# Databricks Data Preparation in ML - Notebook 07
## Feature Store Practical Demo

**Part of the Databricks Data Preparation in ML Training Series**

---

## Objectives

Hands-on Feature Store demo in Databricks:

- **Feature Store Setup** - Initialize and configure Feature Store
- **Feature Tables** - Create and manage feature tables
- **Feature Publishing** - Write and update features
- **Model Training** - Use features for ML training
- **MLflow Integration** - Track features with models

## Duration: ~30 minutes | Level: Intermediate

---

## What is Feature Store?

**Centralized feature management platform:**
- **Shared Features**: Reuse features across teams
- **Point-in-Time**: Historical feature values for training
- **Versioning**: Track feature changes over time
- **Serving**: Online and batch feature serving

## 1. Feature Store Setup

In [0]:
# Initialize Feature Store
from databricks.feature_store import FeatureStoreClient
from pyspark.sql.functions import *
from pyspark.sql.types import *
import mlflow

# Create Feature Store client
fs = FeatureStoreClient()

# Setup database
DATABASE_NAME = "feature_store_demo"
spark.sql(f"CREATE DATABASE IF NOT EXISTS {DATABASE_NAME}")
spark.sql(f"USE {DATABASE_NAME}")

# Verify setup
spark.sql("SELECT 'Feature Store ready!' as status").show()

## 2. Create Sample Data

In [0]:
# Create customer features dataset
from datetime import datetime, timedelta
import random

# Generate 500 customer records (smaller for demo)
random.seed(42)
customers = []

for i in range(1, 501):
    customer_id = f"CUST_{i:04d}"
    feature_timestamp = datetime.now() - timedelta(days=random.randint(0, 30))
    
    customers.append((
        customer_id,
        feature_timestamp,
        random.randint(1, 50),                    # total_orders
        random.uniform(100, 5000),                # total_spent
        random.randint(1, 365),                   # days_since_last_order
        random.choice(['Electronics', 'Clothing', 'Home', 'Books'])  # favorite_category
    ))

# Create DataFrame
schema = StructType([
    StructField("customer_id", StringType(), False),
    StructField("feature_timestamp", TimestampType(), False),
    StructField("total_orders", IntegerType(), True),
    StructField("total_spent", DoubleType(), True),
    StructField("days_since_last_order", IntegerType(), True),
    StructField("favorite_category", StringType(), True)
])

customer_features = spark.createDataFrame(customers, schema)

In [0]:
# Preview sample data
display(customer_features)

## 3. Create Feature Table

In [0]:
# Create feature table in Feature Store
feature_table_name = f"{DATABASE_NAME}.customer_features"

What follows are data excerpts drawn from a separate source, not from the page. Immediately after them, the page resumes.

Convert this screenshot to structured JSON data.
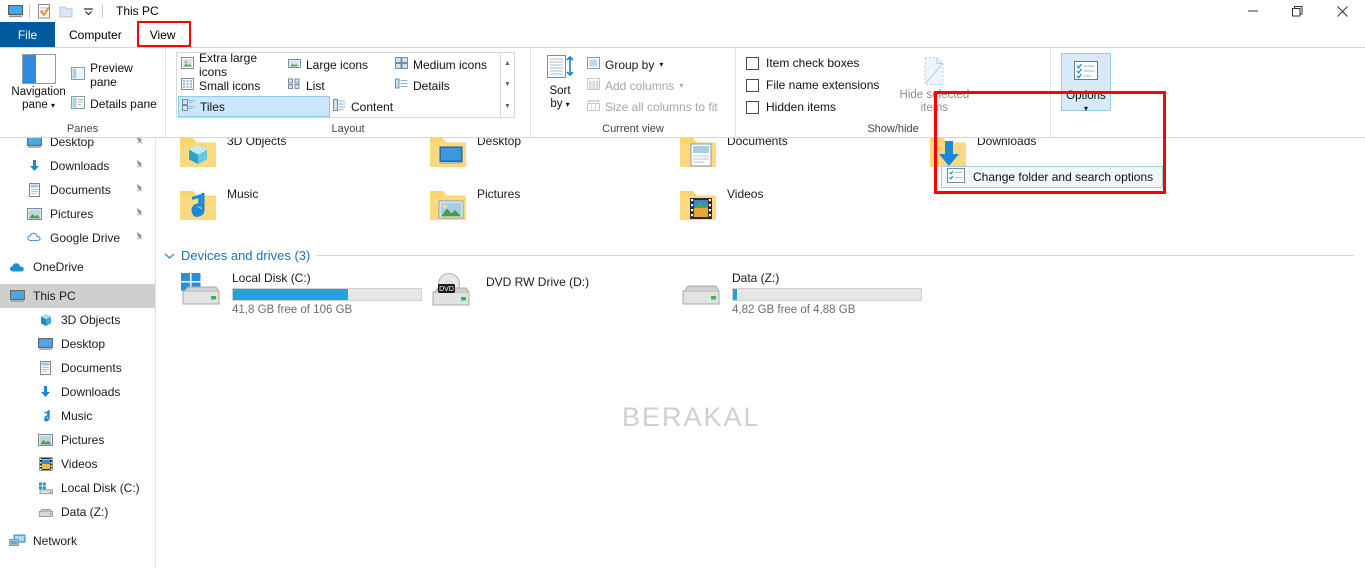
{
  "window": {
    "title": "This PC",
    "quick_access": [
      "this-pc-icon",
      "properties-icon",
      "new-folder-icon",
      "customize-caret"
    ],
    "controls": {
      "minimize": "minimize-icon",
      "maximize": "maximize-icon",
      "close": "close-icon"
    },
    "ribbon_collapse": "collapse-ribbon-icon",
    "help": "help-icon"
  },
  "tabs": [
    {
      "label": "File",
      "id": "file"
    },
    {
      "label": "Computer",
      "id": "computer"
    },
    {
      "label": "View",
      "id": "view",
      "active": true,
      "highlighted": true
    }
  ],
  "ribbon": {
    "panes": {
      "label": "Panes",
      "navigation_pane": "Navigation\npane",
      "navigation_pane_line1": "Navigation",
      "navigation_pane_line2": "pane",
      "preview_pane": "Preview pane",
      "details_pane": "Details pane"
    },
    "layout": {
      "label": "Layout",
      "views": [
        {
          "label": "Extra large icons",
          "selected": false
        },
        {
          "label": "Large icons",
          "selected": false
        },
        {
          "label": "Medium icons",
          "selected": false
        },
        {
          "label": "Small icons",
          "selected": false
        },
        {
          "label": "List",
          "selected": false
        },
        {
          "label": "Details",
          "selected": false
        },
        {
          "label": "Tiles",
          "selected": true
        },
        {
          "label": "Content",
          "selected": false
        }
      ]
    },
    "current_view": {
      "label": "Current view",
      "sort_by_line1": "Sort",
      "sort_by_line2": "by",
      "group_by": "Group by",
      "add_columns": "Add columns",
      "size_all_columns": "Size all columns to fit"
    },
    "show_hide": {
      "label": "Show/hide",
      "item_check_boxes": "Item check boxes",
      "file_name_extensions": "File name extensions",
      "hidden_items": "Hidden items",
      "hide_selected_line1": "Hide selected",
      "hide_selected_line2": "items",
      "checked": [
        false,
        false,
        false
      ]
    },
    "options": {
      "button_label": "Options",
      "menu_item": "Change folder and search options",
      "highlight_color": "#ff0000"
    }
  },
  "sidebar": {
    "quick_access": [
      {
        "label": "Desktop",
        "icon": "desktop-icon",
        "pinned": true,
        "indent": 1
      },
      {
        "label": "Downloads",
        "icon": "downloads-icon",
        "pinned": true,
        "indent": 1
      },
      {
        "label": "Documents",
        "icon": "documents-icon",
        "pinned": true,
        "indent": 1
      },
      {
        "label": "Pictures",
        "icon": "pictures-icon",
        "pinned": true,
        "indent": 1
      },
      {
        "label": "Google Drive",
        "icon": "google-drive-icon",
        "pinned": true,
        "indent": 1
      }
    ],
    "onedrive": {
      "label": "OneDrive",
      "icon": "onedrive-cloud-icon"
    },
    "this_pc": {
      "label": "This PC",
      "icon": "this-pc-icon",
      "selected": true
    },
    "this_pc_children": [
      {
        "label": "3D Objects",
        "icon": "3d-objects-icon"
      },
      {
        "label": "Desktop",
        "icon": "desktop-icon"
      },
      {
        "label": "Documents",
        "icon": "documents-icon"
      },
      {
        "label": "Downloads",
        "icon": "downloads-icon"
      },
      {
        "label": "Music",
        "icon": "music-icon"
      },
      {
        "label": "Pictures",
        "icon": "pictures-icon"
      },
      {
        "label": "Videos",
        "icon": "videos-icon"
      },
      {
        "label": "Local Disk (C:)",
        "icon": "local-disk-icon"
      },
      {
        "label": "Data (Z:)",
        "icon": "hard-drive-icon"
      }
    ],
    "network": {
      "label": "Network",
      "icon": "network-icon"
    }
  },
  "content": {
    "watermark": "BERAKAL",
    "folders_row1": [
      {
        "label": "3D Objects",
        "icon": "folder-3d-objects"
      },
      {
        "label": "Desktop",
        "icon": "folder-desktop"
      },
      {
        "label": "Documents",
        "icon": "folder-documents"
      },
      {
        "label": "Downloads",
        "icon": "folder-downloads"
      }
    ],
    "folders_row2": [
      {
        "label": "Music",
        "icon": "folder-music"
      },
      {
        "label": "Pictures",
        "icon": "folder-pictures"
      },
      {
        "label": "Videos",
        "icon": "folder-videos"
      }
    ],
    "devices_header": "Devices and drives (3)",
    "drives": [
      {
        "name": "Local Disk (C:)",
        "free_text": "41,8 GB free of 106 GB",
        "used_percent": 61,
        "icon": "windows-disk-icon",
        "has_bar": true
      },
      {
        "name": "DVD RW Drive (D:)",
        "free_text": "",
        "used_percent": 0,
        "icon": "dvd-drive-icon",
        "has_bar": false
      },
      {
        "name": "Data (Z:)",
        "free_text": "4,82 GB free of 4,88 GB",
        "used_percent": 2,
        "icon": "hard-drive-icon",
        "has_bar": true
      }
    ]
  }
}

# Create table with primary key and timestamp
fs.create_table(
    name=feature_table_name,
    primary_keys=["customer_id"],
    timestamp_keys=["feature_timestamp"],
    df=customer_features,
    description="Customer behavioral features for ML models"
)

# Display table info
fs.get_table(feature_table_name)

## 4. Read Features from Feature Store

In [0]:
# Read features from Feature Store
features_df = fs.read_table(feature_table_name)

# Show latest features
display(features_df.orderBy("customer_id").limit(100))

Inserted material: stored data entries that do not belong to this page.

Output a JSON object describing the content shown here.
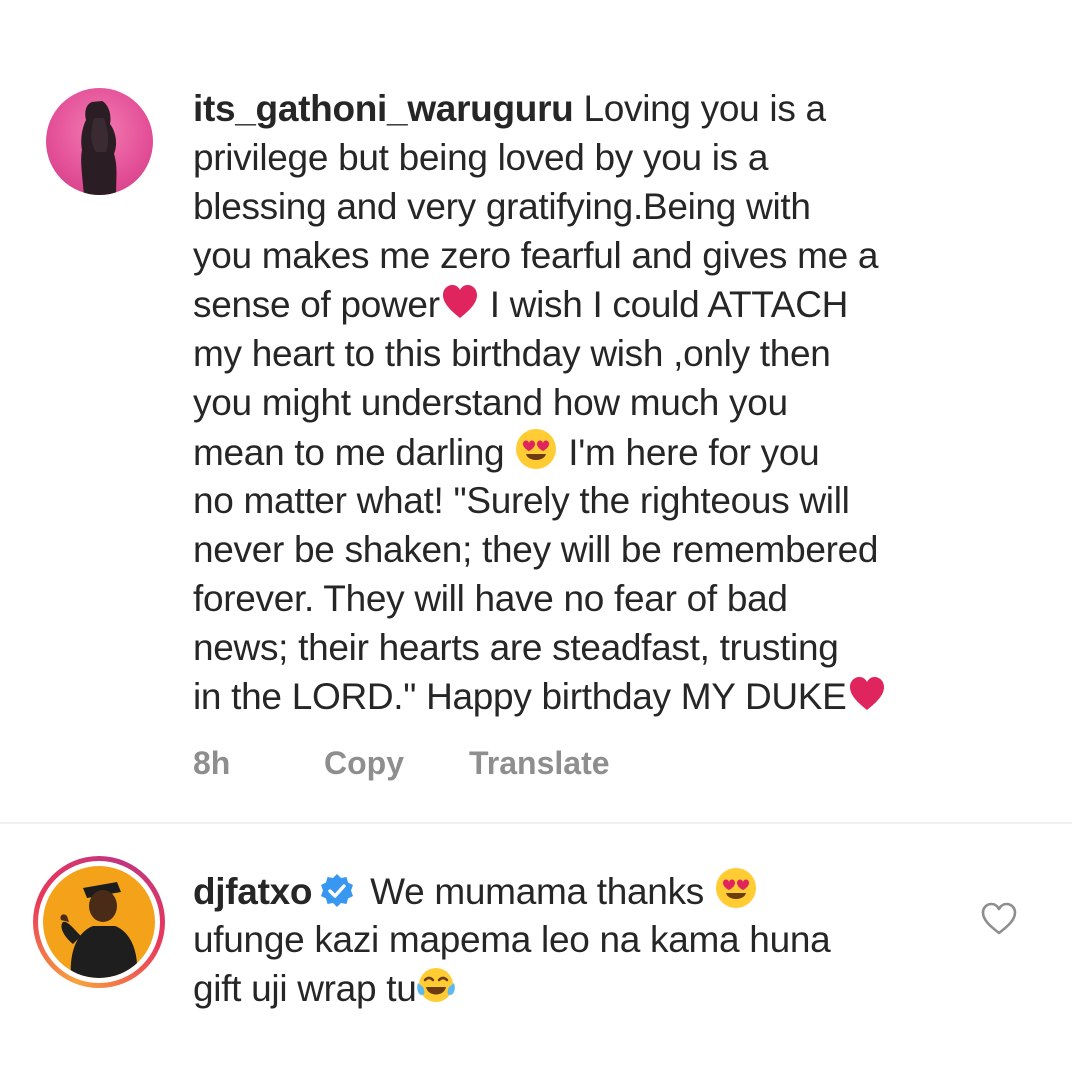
{
  "comment_1": {
    "username": "its_gathoni_waruguru",
    "lines": [
      " Loving you is a",
      "privilege but being loved by you is a",
      "blessing and very gratifying.Being with",
      "you makes me zero fearful and gives me a",
      "sense of power",
      " I wish I could ATTACH",
      "my heart to this birthday wish ,only then",
      "you might understand how much you",
      "mean to me darling ",
      " I'm here for you",
      "no matter what! \"Surely the righteous will",
      "never be shaken; they will be remembered",
      "forever. They will have no fear of bad",
      "news; their hearts are steadfast, trusting",
      "in the LORD.\" Happy birthday MY DUKE"
    ],
    "actions": {
      "time": "8h",
      "copy": "Copy",
      "translate": "Translate"
    }
  },
  "comment_2": {
    "username": "djfatxo",
    "verified": true,
    "lines": [
      " We mumama thanks ",
      "ufunge kazi mapema leo na kama huna",
      "gift uji wrap tu"
    ]
  },
  "icons": {
    "heart_emoji": "red-heart-emoji",
    "heart_eyes_emoji": "smiling-face-heart-eyes-emoji",
    "joy_emoji": "face-tears-of-joy-emoji",
    "verified_badge": "verified-badge-icon",
    "like": "heart-outline-icon"
  },
  "colors": {
    "text": "#262626",
    "secondary": "#8e8e8e",
    "verified": "#3897f0",
    "heart": "#e0245e"
  }
}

## 5. Training with Feature Store

In [0]:
import random

# Create training labels
training_labels = []
for i in range(1, 101):
    customer_id = f"CUST_{i:04d}"
    # Simulate high-value customer target
    is_high_value = random.choice([0, 1])
    training_labels.append((customer_id, is_high_value))

tr_label_df = spark.createDataFrame(training_labels, ["customer_id", "target"])

label_df = tr_label_df.join(features_df, on="customer_id")

label_df = label_df.select("customer_id","feature_timestamp","target")
# Preview sample data
display(label_df)

In [0]:
# Create training set with Feature Store
from databricks.feature_store import FeatureLookup

feature_lookups = [
    FeatureLookup(
        table_name=feature_table_name,
        lookup_key="customer_id",
        timestamp_lookup_key="lookup_timestamp",
        feature_names=["total_orders", "total_spent", "days_since_last_order"]
    )
]

# Create training set
training_set = fs.create_training_set(
    df=labels_df,
    feature_lookups=feature_lookups,
    label="target",
    exclude_columns=["lookup_timestamp"]
)

# Load training data
training_df = training_set.load_df()
display(training_df.limit(5))

In [0]:
display(training_df)

In [0]:

import mlflow
import mlflow.spark
from databricks.feature_store import FeatureStoreClient
from databricks.feature_store import FeatureLookup

# Initialize clients
fs = FeatureStoreClient()
mlflow.set_experiment("/Shared/feature_store_ml_experiments")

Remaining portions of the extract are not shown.